Practical levers: stream large payloads instead of buffering them whole, reuse Buffer instances or use a pool, avoid building giant intermediate arrays when an iterator or a single pass will do, and be wary of closures that capture large objects unnecessarily.

Avoiding leaks

A leak in a GC’d language is not unfreed memory — it is memory that is still reachable but will never be used again. The most common culprits keep growing without bound:

// LEAK: every request adds an entry that is never removed
const sessions = new Map();
app.use((req, res, next) => {
  sessions.set(req.id, { user: req.user, at: Date.now() });
  next();
});

Frequent sources of leaks and their fixes:

Leak sourceFix
Unbounded Map/array cachesAdd a size cap / TTL, or use an LRU
Event listeners added per requestRemove with off(), or use { once: true }
Closures captured by long-lived timersNull out references; clear with clearInterval
Module-level accumulationAvoid global mutable collections

When you only want to associate data with an object while it lives, reach for WeakMap or WeakRef — entries are collected automatically once the key object is otherwise unreachable.

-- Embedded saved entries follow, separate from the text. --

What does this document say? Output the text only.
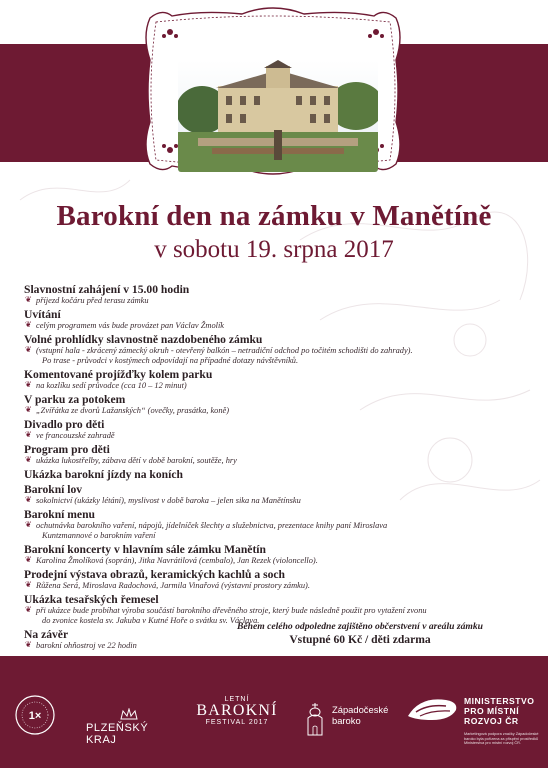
Barokní den na zámku v Manětíně
v sobotu 19. srpna 2017
Slavnostní zahájení v 15.00 hodin
❦ příjezd kočáru před terasu zámku
Uvítání
❦ celým programem vás bude provázet pan Václav Žmolík
Volné prohlídky slavnostně nazdobeného zámku
❦ (vstupní hala - zkrácený zámecký okruh - otevřený balkón – netradiční odchod po točitém schodišti do zahrady).
Po trase - průvodci v kostýmech odpovídají na případné dotazy návštěvníků.
Komentované projížďky kolem parku
❦ na kozlíku sedí průvodce (cca 10 – 12 minut)
V parku za potokem
❦ „Zvířátka ze dvorů Lažanských“ (ovečky, prasátka, koně)
Divadlo pro děti
❦ ve francouzské zahradě
Program pro děti
❦ ukázka lukostřelby, zábava dětí v době barokní, soutěže, hry
Ukázka barokní jízdy na koních
Barokní lov
❦ sokolnictví (ukázky létání), myslivost v době baroka – jelen sika na Manětínsku
Barokní menu
❦ ochutnávka barokního vaření, nápojů, jídelníček šlechty a služebnictva, prezentace knihy paní Miroslava
Kuntzmannové o barokním vaření
Barokní koncerty v hlavním sále zámku Manětín
❦ Karolina Žmolíková (soprán), Jitka Navrátilová (cembalo), Jan Rezek (violoncello).
Prodejní výstava obrazů, keramických kachlů a soch
❦ Růžena Será, Miroslava Radochová, Jarmila Vinařová (výstavní prostory zámku).
Ukázka tesařských řemesel
❦ při ukázce bude probíhat výroba součástí barokního dřevěného stroje, který bude následně použit pro vytažení zvonu
do zvonice kostela sv. Jakuba v Kutné Hoře o svátku sv. Václava.
Na závěr
❦ barokní ohňostroj ve 22 hodin
Během celého odpoledne zajištěno občerstvení v areálu zámku
Vstupné 60 Kč / děti zdarma
1×
PLZEŇSKÝ KRAJ
LETNÍ
BAROKNÍ
FESTIVAL 2017
Západočeské
baroko
MINISTERSTVO
PRO MÍSTNÍ
ROZVOJ ČR
Marketingová podpora značky Západočeské baroko byla pořízena za přispění prostředků Ministerstva pro místní rozvoj ČR.
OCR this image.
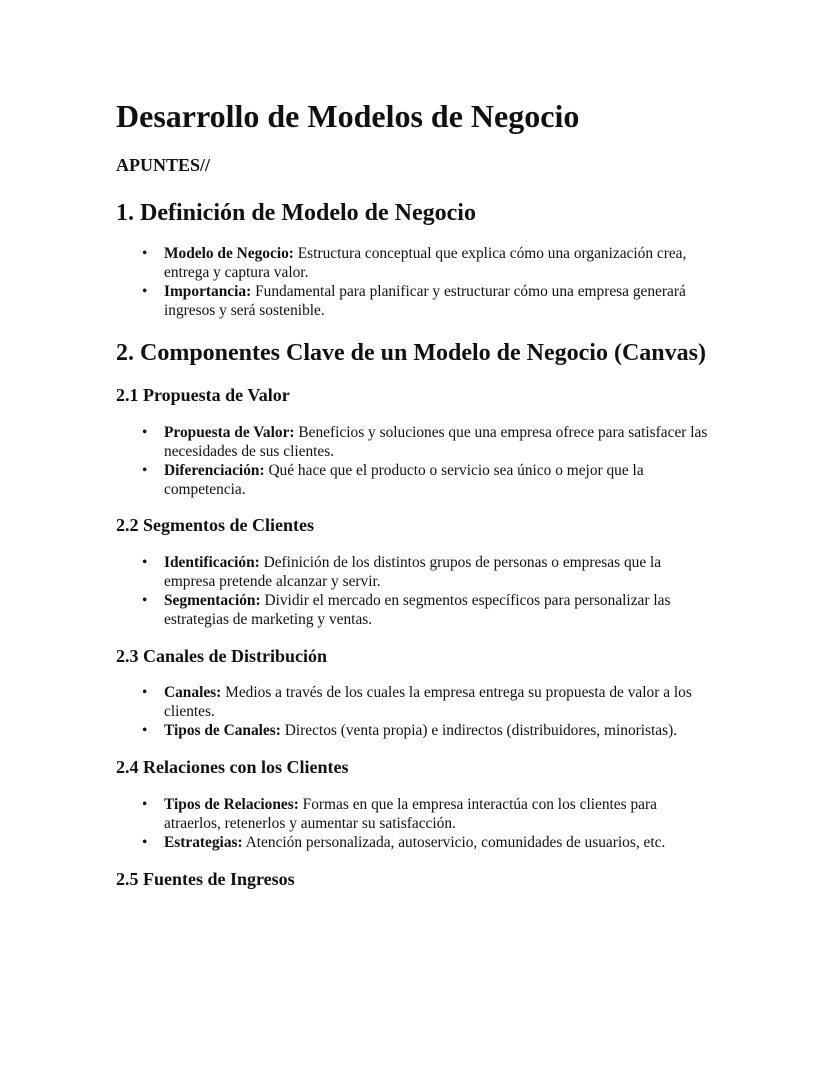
Desarrollo de Modelos de Negocio
APUNTES//
1. Definición de Modelo de Negocio
• Modelo de Negocio: Estructura conceptual que explica cómo una organización crea, entrega y captura valor.
• Importancia: Fundamental para planificar y estructurar cómo una empresa generará ingresos y será sostenible.
2. Componentes Clave de un Modelo de Negocio (Canvas)
2.1 Propuesta de Valor
• Propuesta de Valor: Beneficios y soluciones que una empresa ofrece para satisfacer las necesidades de sus clientes.
• Diferenciación: Qué hace que el producto o servicio sea único o mejor que la competencia.
2.2 Segmentos de Clientes
• Identificación: Definición de los distintos grupos de personas o empresas que la empresa pretende alcanzar y servir.
• Segmentación: Dividir el mercado en segmentos específicos para personalizar las estrategias de marketing y ventas.
2.3 Canales de Distribución
• Canales: Medios a través de los cuales la empresa entrega su propuesta de valor a los clientes.
• Tipos de Canales: Directos (venta propia) e indirectos (distribuidores, minoristas).
2.4 Relaciones con los Clientes
• Tipos de Relaciones: Formas en que la empresa interactúa con los clientes para atraerlos, retenerlos y aumentar su satisfacción.
• Estrategias: Atención personalizada, autoservicio, comunidades de usuarios, etc.
2.5 Fuentes de Ingresos
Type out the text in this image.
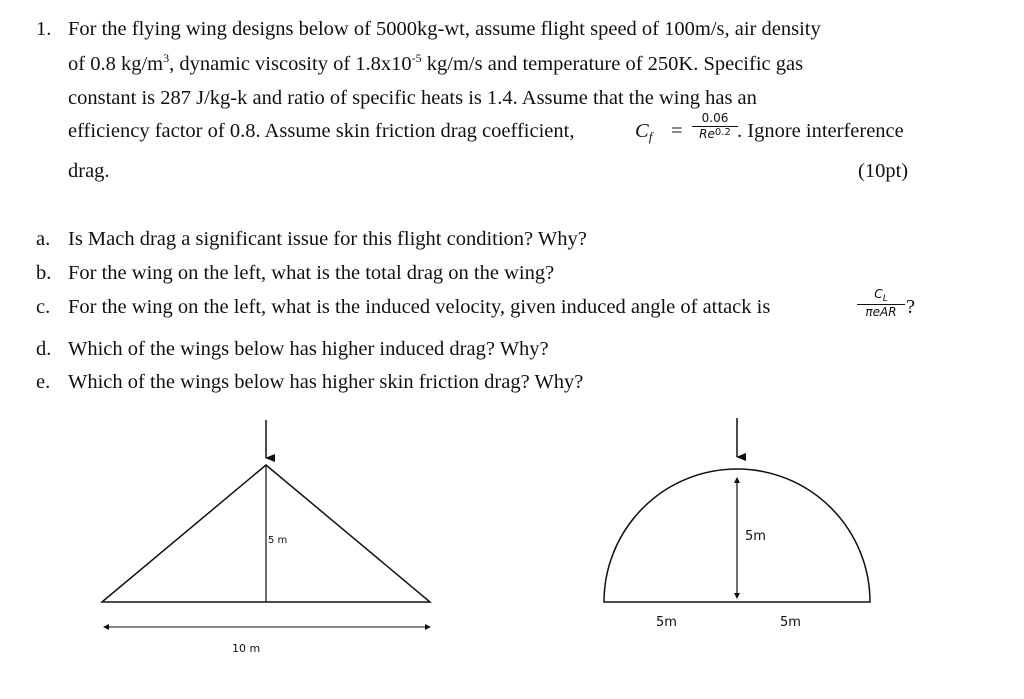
1. For the flying wing designs below of 5000kg-wt, assume flight speed of 100m/s, air density
of 0.8 $kg/m^3$, dynamic viscosity of $1.8x10^{-5}$ kg/m/s and temperature of 250K. Specific gas
constant is 287 J/kg-k and ratio of specific heats is 1.4. Assume that the wing has an
efficiency factor of 0.8. Assume skin friction drag coefficient,	Cf =
0.06
$Re^{0.2}$ . Ignore interference
drag.	(10pt)
a. Is Mach drag a significant issue for this flight condition? Why?
b. For the wing on the left, what is the total drag on the wing?
c. For the wing on the left, what is the induced velocity, given induced angle of attack is
$C_L$
πeAR ?
d. Which of the wings below has higher induced drag? Why?
e. Which of the wings below has higher skin friction drag? Why?
5 m
10 m
5m
5m	5m
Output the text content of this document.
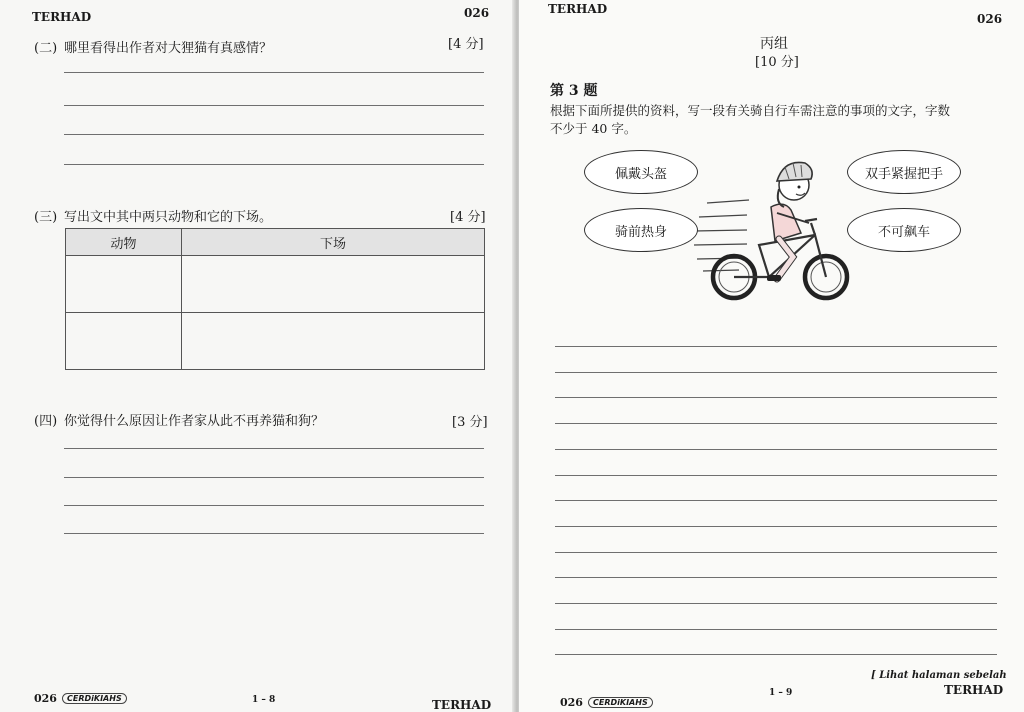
TERHAD	026
(二) 哪里看得出作者对大狸猫有真感情？	[4 分]
(三) 写出文中其中两只动物和它的下场。	[4 分]
动物	下场

(四) 你觉得什么原因让作者家从此不再养猫和狗？	[3 分]
026	CERDiKIAHS	1 – 8	TERHAD
TERHAD
026
丙组
[10 分]
第 3 题
根据下面所提供的资料，写一段有关骑自行车需注意的事项的文字，字数
不少于 40 字。
佩戴头盔
骑前热身
双手紧握把手
不可飙车
[ Lihat halaman sebelah
TERHAD
026	CERDiKIAHS
1 – 9
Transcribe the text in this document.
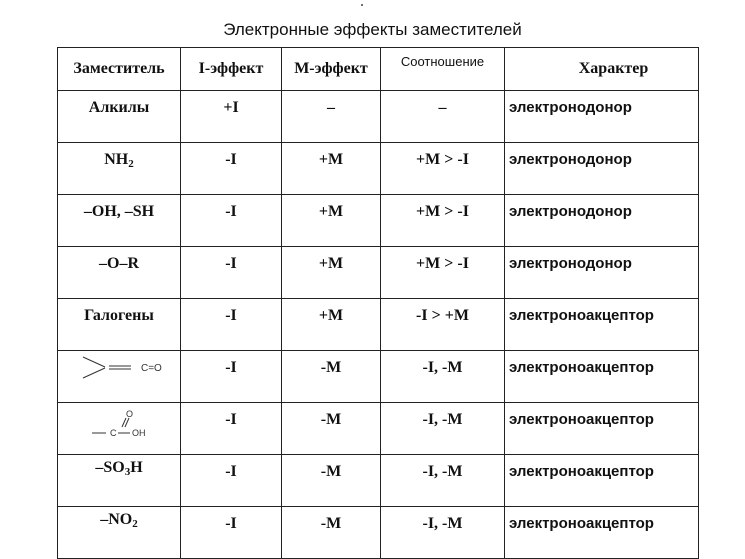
Электронные эффекты заместителей
Заместитель	I-эффект	M-эффект	Соотношение	Характер
Алкилы	+I	–	–	электронодонор
$NH_2$	-I	+M	+M > -I	электронодонор
–OH, –SH	-I	+M	+M > -I	электронодонор
–O–R	-I	+M	+M > -I	электронодонор
Галогены	-I	+M	-I > +M	электроноакцептор

C=O	-I	-M	-I, -M	электроноакцептор

O
C OH	-I	-M	-I, -M	электроноакцептор
$-SO_3H$	-I	-M	-I, -M	электроноакцептор
$-NO_2$	-I	-M	-I, -M	электроноакцептор
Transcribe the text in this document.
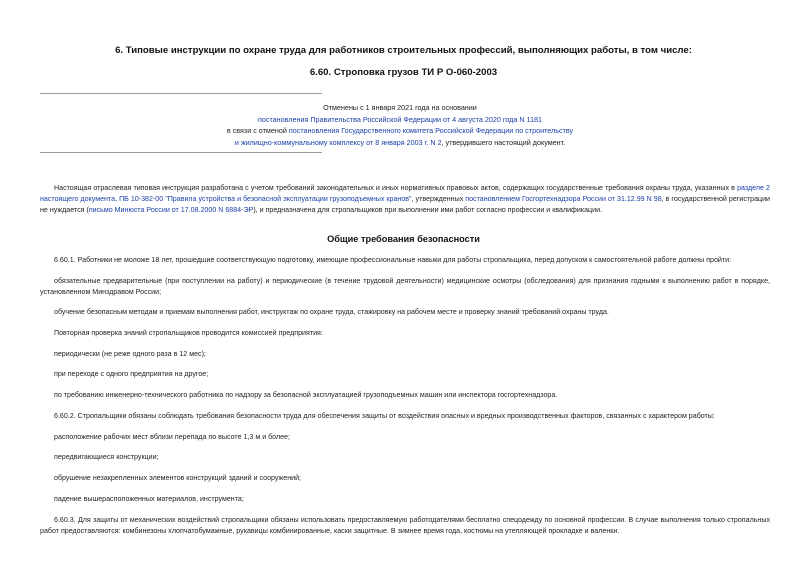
6. Типовые инструкции по охране труда для работников строительных профессий, выполняющих работы, в том числе:
6.60. Строповка грузов ТИ Р О-060-2003
Отменены с 1 января 2021 года на основании
постановления Правительства Российской Федерации от 4 августа 2020 года N 1181
в связи с отменой постановления Государственного комитета Российской Федерации по строительству
и жилищно-коммунальному комплексу от 8 января 2003 г. N 2, утвердившего настоящий документ.
Настоящая отраслевая типовая инструкция разработана с учетом требований законодательных и иных нормативных правовых актов, содержащих государственные требования охраны труда, указанных в разделе 2 настоящего документа, ПБ 10-382-00 "Правила устройства и безопасной эксплуатации грузоподъемных кранов", утвержденных постановлением Госгортехнадзора России от 31.12.99 N 98, в государственной регистрации не нуждается (письмо Минюста России от 17.08.2000 N 6884-ЭР), и предназначена для стропальщиков при выполнении ими работ согласно профессии и квалификации.
Общие требования безопасности
6.60.1. Работники не моложе 18 лет, прошедшие соответствующую подготовку, имеющие профессиональные навыки для работы стропальщика, перед допуском к самостоятельной работе должны пройти:
обязательные предварительные (при поступлении на работу) и периодические (в течение трудовой деятельности) медицинские осмотры (обследования) для признания годными к выполнению работ в порядке, установленном Минздравом России;
обучение безопасным методам и приемам выполнения работ, инструктаж по охране труда, стажировку на рабочем месте и проверку знаний требований охраны труда.
Повторная проверка знаний стропальщиков проводится комиссией предприятия:
периодически (не реже одного раза в 12 мес);
при переходе с одного предприятия на другое;
по требованию инженерно-технического работника по надзору за безопасной эксплуатацией грузоподъемных машин или инспектора госгортехнадзора.
6.60.2. Стропальщики обязаны соблюдать требования безопасности труда для обеспечения защиты от воздействия опасных и вредных производственных факторов, связанных с характером работы:
расположение рабочих мест вблизи перепада по высоте 1,3 м и более;
передвигающиеся конструкции;
обрушение незакрепленных элементов конструкций зданий и сооружений;
падение вышерасположенных материалов, инструмента;
6.60.3. Для защиты от механических воздействий стропальщики обязаны использовать предоставляемую работодателями бесплатно спецодежду по основной профессии. В случае выполнения только стропальных работ предоставляются: комбинезоны хлопчатобумажные, рукавицы комбинированные, каски защитные. В зимнее время года, костюмы на утепляющей прокладке и валенки.
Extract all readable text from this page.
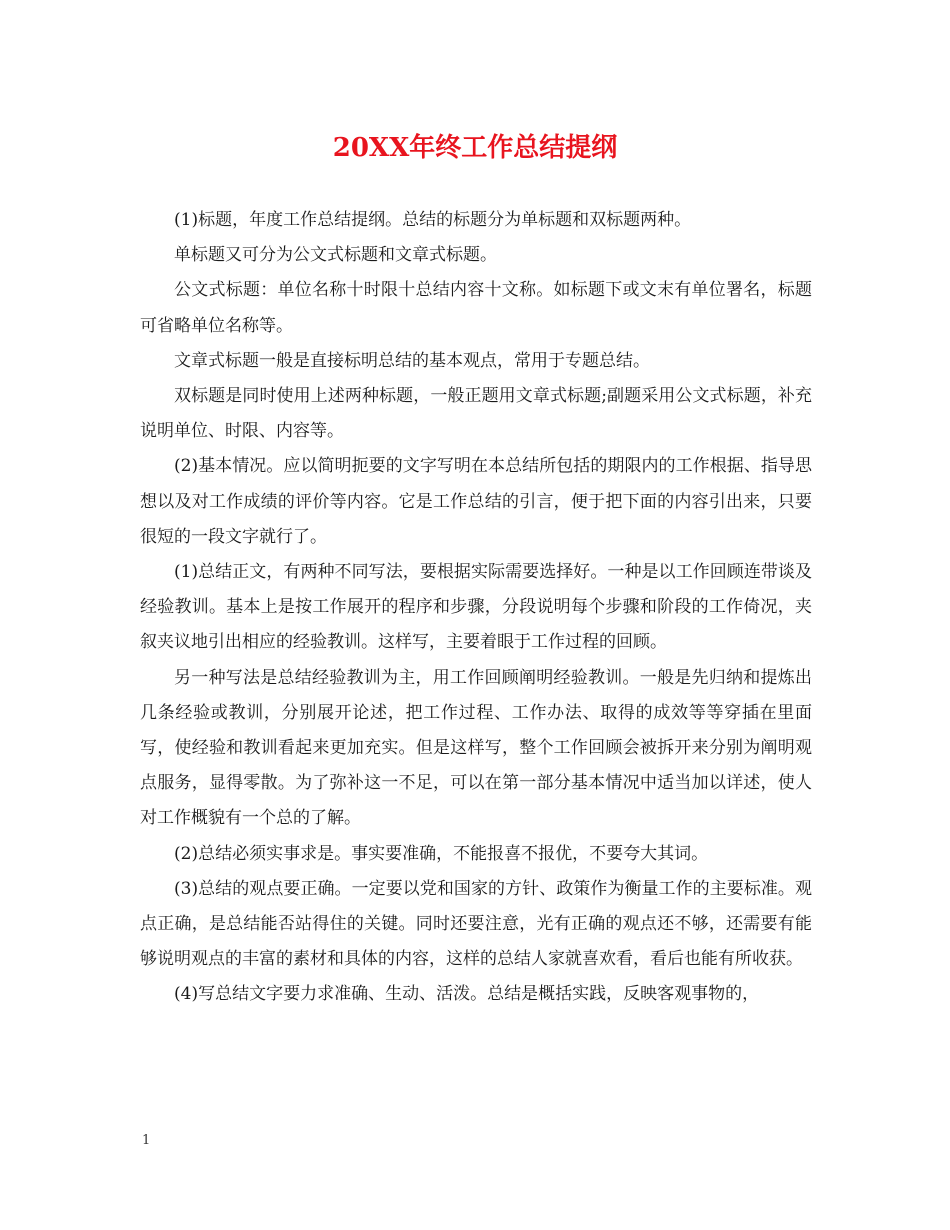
20XX年终工作总结提纲

(1)标题，年度工作总结提纲。总结的标题分为单标题和双标题两种。

单标题又可分为公文式标题和文章式标题。

公文式标题：单位名称十时限十总结内容十文称。如标题下或文末有单位署名，标题可省略单位名称等。

文章式标题一般是直接标明总结的基本观点，常用于专题总结。

双标题是同时使用上述两种标题，一般正题用文章式标题;副题采用公文式标题，补充说明单位、时限、内容等。

(2)基本情况。应以简明扼要的文字写明在本总结所包括的期限内的工作根据、指导思想以及对工作成绩的评价等内容。它是工作总结的引言，便于把下面的内容引出来，只要很短的一段文字就行了。

(1)总结正文，有两种不同写法，要根据实际需要选择好。一种是以工作回顾连带谈及经验教训。基本上是按工作展开的程序和步骤，分段说明每个步骤和阶段的工作倚况，夹叙夹议地引出相应的经验教训。这样写，主要着眼于工作过程的回顾。

另一种写法是总结经验教训为主，用工作回顾阐明经验教训。一般是先归纳和提炼出几条经验或教训，分别展开论述，把工作过程、工作办法、取得的成效等等穿插在里面写，使经验和教训看起来更加充实。但是这样写，整个工作回顾会被拆开来分别为阐明观点服务，显得零散。为了弥补这一不足，可以在第一部分基本情况中适当加以详述，使人对工作概貌有一个总的了解。

(2)总结必须实事求是。事实要准确，不能报喜不报优，不要夸大其词。

(3)总结的观点要正确。一定要以党和国家的方针、政策作为衡量工作的主要标准。观点正确，是总结能否站得住的关键。同时还要注意，光有正确的观点还不够，还需要有能够说明观点的丰富的素材和具体的内容，这样的总结人家就喜欢看，看后也能有所收获。

(4)写总结文字要力求准确、生动、活泼。总结是概括实践，反映客观事物的，

1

const metadata = new WeakMap();
function tag(obj, info) {
  metadata.set(obj, info); // no leak: drops when `obj` is GC'd
}

Monitoring with process.memoryUsage

Node exposes live memory stats. Sample them on an interval and ship them to your metrics backend; a steadily rising heapUsed baseline across deploys is the signature of a leak.

function logMemory() {
  const m = process.memoryUsage();
  const mb = (n) => (n / 1024 / 1024).toFixed(1);
  console.log(
    `rss=${mb(m.rss)}MB heapTotal=${mb(m.heapTotal)}MB ` +
      `heapUsed=${mb(m.heapUsed)}MB external=${mb(m.external)}MB`,
  );
}

setInterval(logMemory, 5000).unref();

Output:

rss=78.4MB heapTotal=41.2MB heapUsed=29.8MB external=3.1MB
rss=81.0MB heapTotal=44.7MB heapUsed=31.2MB external=3.1MB
FieldMeaning
rssTotal resident memory of the process (heap + native + stack)
heapTotalMemory V8 has reserved for the JS heap
heapUsedLive JS objects currently in the heap
externalMemory used by C++ objects bound to JS (e.g. Buffer)
arrayBuffersSubset of external for ArrayBuffer/Buffer

For deeper investigation, capture a heap snapshot with import { writeHeapSnapshot } from "node:v8" and load the .heapsnapshot file into Chrome DevTools, where the comparison view reveals exactly which retained objects are growing.

Best Practices

  • Set --max-old-space-size explicitly to roughly 75-80% of the container memory limit; never leave it implicit in production.
  • Remember that rss includes native memory and Buffers — sizing only for the JS heap will get your process OOM-killed.
  • Reduce allocation churn in hot paths: stream instead of buffering, reuse buffers, and avoid large intermediate arrays.
  • Bound every cache with a size cap or TTL, and prefer WeakMap/WeakRef for object-keyed metadata.
  • Always remove event listeners and clear timers tied to short-lived scopes to prevent slow leaks.
  • Track heapUsed over time in production and alert on a rising baseline rather than absolute values.
  • Use --trace-gc and heap snapshots to diagnose pauses and leaks instead of guessing.